Valders students collect items and write letters for Ukrainians
VALDERS, Wis. (WBAY) - In less than a week, K-12 students at Valders schools began a donation drive for those ravaged by the war in Ukraine, eventually collecting a room-filled of supplies.
“Putting this drive together made me a better person I feel like, just because I contributed to knowing that these people have stuff to survive,” Valders High School Senior Taylor Hammel said.
Madison Schwartz, another senior, also helped in organizing the drive. “I got a message on a Friday saying that we were starting this on Monday. So, we quickly put a bunch of kids together, made posters. Made announcements,” Schwartz said.
To aid the Ukrainians was truly a district-wide effort. Students from kindergarten to 5th grade crafted hand-made cards and wrote messages in them. Students in a graphics design class created posters that hung around the school’s building.
“As we got more information over the week...some of the students reconfigured their designs so it can have more info on it,” Tim Woodcock, a graphics design teacher, said.
Images of the war on social media have contributed to kids becoming more engaged, according to history teacher Tyler Martell.
“The students are so connected to what’s going on in the world today through TikTok, Snapchat and other social media. They ask me questions and that can take the first 10, 20 minutes of class,” Martell said.
Senior Luke Risse says Russia’s invasion of Ukraine has made him more aware of the benefits of living in a democratic society.
“Living in America and being able to experience all the things that America offers....it also comes with a downside because we realize how much other people don’t have,” Risse said.
Valders has a student population of about a thousand, yet the donation drive has shown how generous the community can be.

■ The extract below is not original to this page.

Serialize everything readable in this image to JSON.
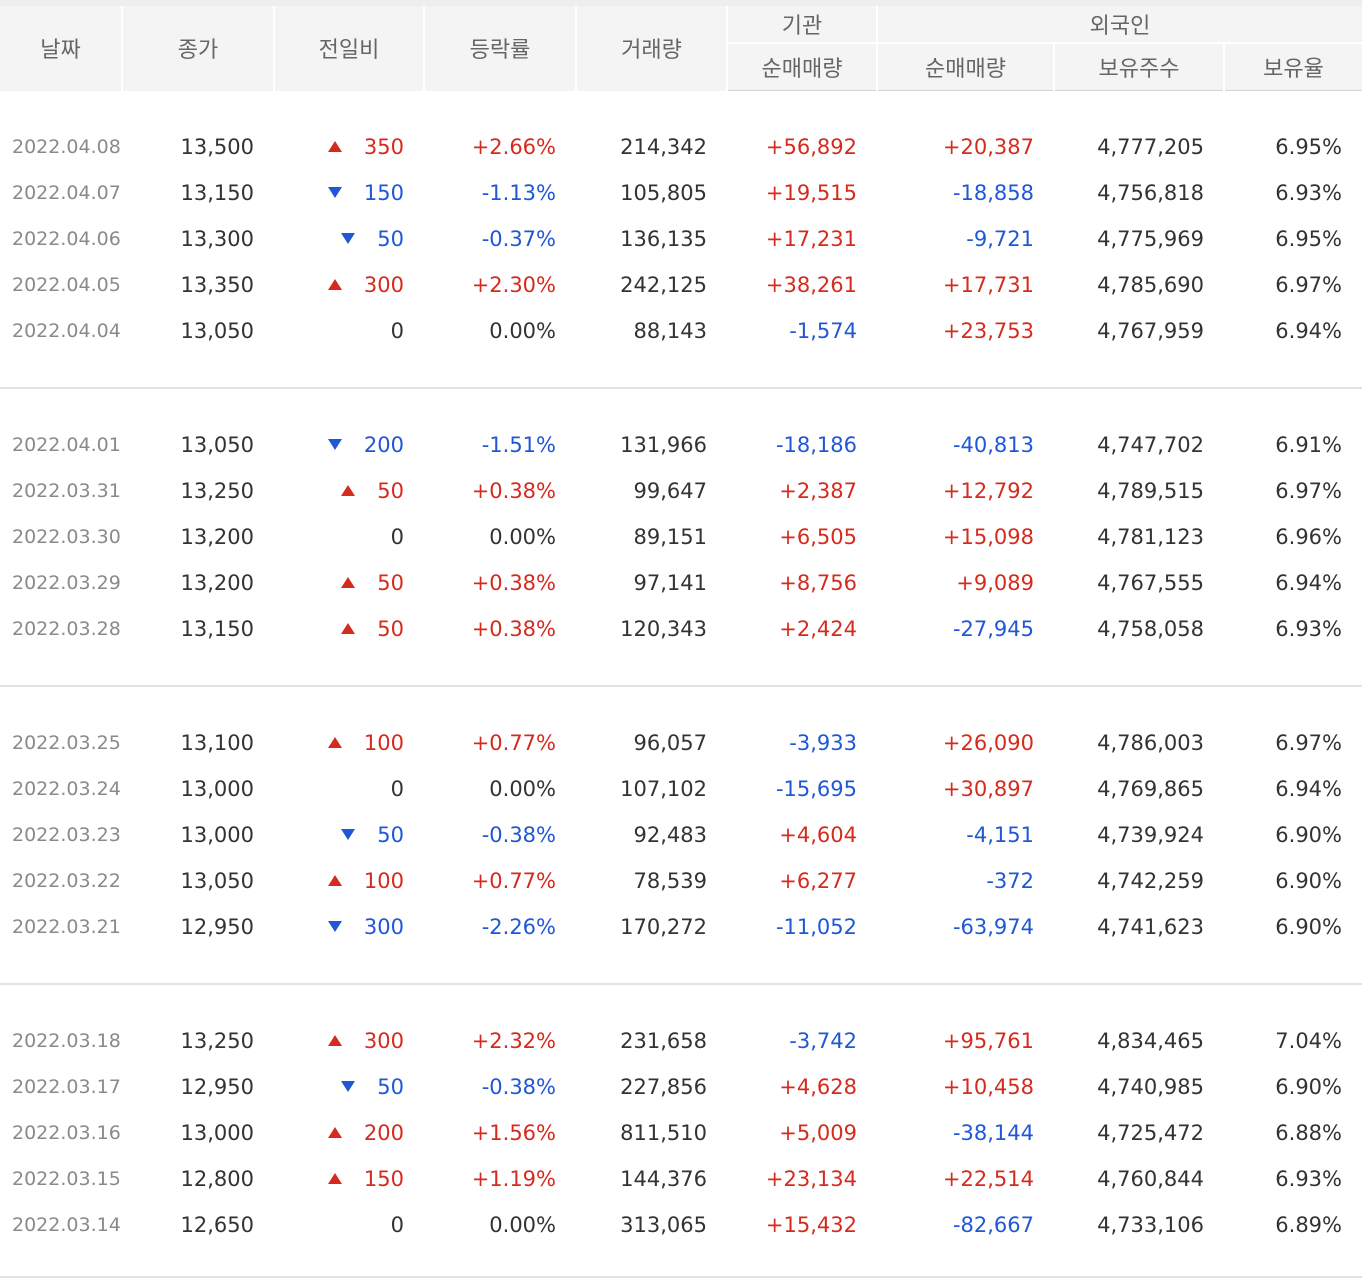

“Maybe give up a meal from a fast-food restaurant in order to purchase cut green beans to send abroad, it’s awesome,” Valders math teacher Rachel Lensmire said.
A teacher will drop off the items to Green Bay on Friday, and then the donation will travel to Poland and Ukraine. Students hope this can ease the weary souls of Ukrainians.
“No matter like who you are, you can make a difference in someone else’s life whether you see the difference or not,” Ellie Vertz, a senior, said.